John Dodsworth

Personal information
- Full name: John George Dodsworth
- Date of birth: 6 March 1907
- Place of birth: Darlington, England
- Date of death: March 1996
- Place of death: Darlington, England
- Height: 5 ft 9 in (1.75 m)
- Position: Half-back

Senior career*
- Years: Team / Apps / (Gls)
- 1928: Darlington / 1 / (0)
- 1928–1930: Nelson / 2 / (0)
- 1930: Shildon / ? / (?)
- 1930–1931: Crook Town / ? / (?)

= John Dodsworth (footballer) =

English footballer

John George Dodsworth (6 March 1907 – March 1996) was an English professional footballer who played as a right-half. Born in Darlington, County Durham, he joined the Darlington reserve team in March 1928 and played his only league game for the club on 5 May 1928 in the 1–3 defeat away at Rotherham United.

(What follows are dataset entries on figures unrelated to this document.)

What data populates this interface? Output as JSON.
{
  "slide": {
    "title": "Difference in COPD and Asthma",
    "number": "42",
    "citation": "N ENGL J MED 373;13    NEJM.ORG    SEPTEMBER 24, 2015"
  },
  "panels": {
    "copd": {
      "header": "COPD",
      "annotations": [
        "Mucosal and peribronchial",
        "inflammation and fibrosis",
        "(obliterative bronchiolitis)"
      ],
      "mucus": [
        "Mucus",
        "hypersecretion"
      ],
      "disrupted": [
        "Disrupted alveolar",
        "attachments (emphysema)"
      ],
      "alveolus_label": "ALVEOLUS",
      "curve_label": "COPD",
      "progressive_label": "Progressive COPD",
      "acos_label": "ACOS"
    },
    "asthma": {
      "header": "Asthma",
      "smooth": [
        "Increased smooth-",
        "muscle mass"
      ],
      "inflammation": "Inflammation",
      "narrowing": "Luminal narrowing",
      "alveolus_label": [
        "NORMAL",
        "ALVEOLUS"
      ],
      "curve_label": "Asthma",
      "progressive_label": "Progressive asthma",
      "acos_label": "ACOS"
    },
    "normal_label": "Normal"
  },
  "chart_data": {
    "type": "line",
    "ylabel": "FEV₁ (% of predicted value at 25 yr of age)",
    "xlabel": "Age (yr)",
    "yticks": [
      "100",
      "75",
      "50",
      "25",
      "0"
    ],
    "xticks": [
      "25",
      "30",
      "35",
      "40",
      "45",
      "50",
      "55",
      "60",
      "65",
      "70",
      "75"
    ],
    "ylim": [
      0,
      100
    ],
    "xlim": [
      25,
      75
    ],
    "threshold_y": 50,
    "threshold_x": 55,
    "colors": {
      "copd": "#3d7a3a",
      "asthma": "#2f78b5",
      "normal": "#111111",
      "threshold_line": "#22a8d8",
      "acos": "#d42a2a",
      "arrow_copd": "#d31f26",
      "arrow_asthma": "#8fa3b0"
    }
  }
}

Later that month, Dodsworth signed for Football League Third Division North side Nelson, following in the footsteps of Jack English, his former manager at Darlington. He was one of a number of Darlington players suspended by The Football Association in relation to alleged irregular payments, and subsequently was unavailable for selection for his new club until January 1929.

An injury to the Nelson captain, former England international defender George Wilson, meant that Dodsworth was included in the team for the 3–0 win over New Brighton at Seedhill on 2 February 1929. He also played in the following match, a 1–3 loss to Wrexham a week later. That proved to be Dodsworth's last Football League game, and in February 1930 he moved back to the north-east to sign for non-league outfit Shildon. He spent six months with the club before moving to Crook Town, where he played for one season before retiring from football in 1931.